Wednesday, January 7 — Shares of Indian Hotels Company (IHCL) fell nearly 3% in early trade, with the stock trading around Rs 708 on the NSE, after Morgan Stanley downgraded the stock and flagged limited near-term upside despite steady operating trends in the domestic hotel sector.
Morgan Stanley downgraded IHCL to Equalweight from Overweight while raising its target price to Rs 811 from Rs 780. The brokerage said the ongoing RevPAR upcycle is playing out largely in line with expectations, without any meaningful positive surprise that could drive further re-rating in the near term.
The brokerage expects India’s domestic hotel industry to grow at 9–10% in Q3 FY26, with room rates rising 8–9% and occupancies improving by about 1%. For IHCL, standalone RevPAR growth is estimated at around 8%, reflecting slower growth on a higher base compared with the sharp recovery phase seen earlier.

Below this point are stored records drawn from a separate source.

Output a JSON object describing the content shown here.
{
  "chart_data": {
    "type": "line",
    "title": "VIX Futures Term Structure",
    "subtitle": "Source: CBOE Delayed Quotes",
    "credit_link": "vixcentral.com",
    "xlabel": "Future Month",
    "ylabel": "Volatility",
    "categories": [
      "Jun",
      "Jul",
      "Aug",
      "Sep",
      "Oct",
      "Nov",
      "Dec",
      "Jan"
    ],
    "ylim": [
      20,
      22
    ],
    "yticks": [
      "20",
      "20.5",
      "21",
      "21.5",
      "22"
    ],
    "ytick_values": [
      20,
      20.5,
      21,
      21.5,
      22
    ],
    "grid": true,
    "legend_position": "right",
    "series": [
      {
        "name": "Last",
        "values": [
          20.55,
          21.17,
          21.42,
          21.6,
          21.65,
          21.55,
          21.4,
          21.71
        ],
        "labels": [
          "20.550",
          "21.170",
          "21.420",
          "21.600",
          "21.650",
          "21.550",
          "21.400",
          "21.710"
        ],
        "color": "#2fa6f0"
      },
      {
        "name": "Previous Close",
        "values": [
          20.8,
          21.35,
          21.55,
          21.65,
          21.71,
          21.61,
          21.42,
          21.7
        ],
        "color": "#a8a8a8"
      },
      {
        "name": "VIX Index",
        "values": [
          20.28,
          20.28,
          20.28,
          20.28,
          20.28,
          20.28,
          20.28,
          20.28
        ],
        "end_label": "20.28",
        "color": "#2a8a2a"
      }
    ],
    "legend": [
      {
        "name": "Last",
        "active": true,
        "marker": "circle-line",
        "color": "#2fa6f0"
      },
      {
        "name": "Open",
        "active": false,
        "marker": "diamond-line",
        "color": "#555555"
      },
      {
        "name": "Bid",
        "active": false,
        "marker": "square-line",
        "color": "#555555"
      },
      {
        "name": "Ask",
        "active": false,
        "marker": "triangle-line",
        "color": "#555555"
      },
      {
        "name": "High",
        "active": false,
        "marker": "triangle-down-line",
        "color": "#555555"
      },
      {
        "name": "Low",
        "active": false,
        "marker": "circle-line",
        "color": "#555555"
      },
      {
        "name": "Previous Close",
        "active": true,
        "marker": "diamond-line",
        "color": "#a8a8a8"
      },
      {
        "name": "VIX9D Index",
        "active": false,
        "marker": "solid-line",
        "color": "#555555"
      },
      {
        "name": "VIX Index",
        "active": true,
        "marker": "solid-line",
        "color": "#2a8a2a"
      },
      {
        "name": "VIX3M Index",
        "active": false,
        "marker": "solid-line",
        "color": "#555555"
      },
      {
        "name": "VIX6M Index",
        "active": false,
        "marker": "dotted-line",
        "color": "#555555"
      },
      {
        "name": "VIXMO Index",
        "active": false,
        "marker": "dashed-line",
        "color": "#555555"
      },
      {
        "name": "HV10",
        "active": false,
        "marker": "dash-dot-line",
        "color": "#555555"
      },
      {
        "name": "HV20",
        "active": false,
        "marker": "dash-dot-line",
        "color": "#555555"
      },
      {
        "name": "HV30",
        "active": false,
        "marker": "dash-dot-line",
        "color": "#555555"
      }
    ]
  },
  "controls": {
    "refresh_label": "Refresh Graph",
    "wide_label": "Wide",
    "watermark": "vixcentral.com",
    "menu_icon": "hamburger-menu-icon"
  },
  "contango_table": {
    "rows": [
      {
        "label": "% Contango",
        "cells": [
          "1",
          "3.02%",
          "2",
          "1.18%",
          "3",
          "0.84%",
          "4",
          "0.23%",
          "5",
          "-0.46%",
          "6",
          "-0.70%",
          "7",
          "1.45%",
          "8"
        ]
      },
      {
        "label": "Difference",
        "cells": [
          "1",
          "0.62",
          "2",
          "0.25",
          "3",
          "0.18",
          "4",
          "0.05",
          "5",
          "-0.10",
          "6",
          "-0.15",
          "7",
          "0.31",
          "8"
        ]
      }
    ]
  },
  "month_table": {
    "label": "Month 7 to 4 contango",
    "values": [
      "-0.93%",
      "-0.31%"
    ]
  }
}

Morgan Stanley also expects IHCL to deliver around 10% year-on-year growth in standalone and consolidated EBITDA, indicating stable but moderating earnings momentum. However, the brokerage cut its FY26–FY28 EPS estimates by 2–3%, citing slightly lower RevPAR assumptions and margin expectations.
The downgrade appears to have weighed on investor sentiment, as markets reacted to the view that while fundamentals remain healthy, valuation comfort and upside catalysts may be limited in the near term. The stock’s decline comes despite continued strength in domestic travel demand and steady operating performance across IHCL’s portfolio.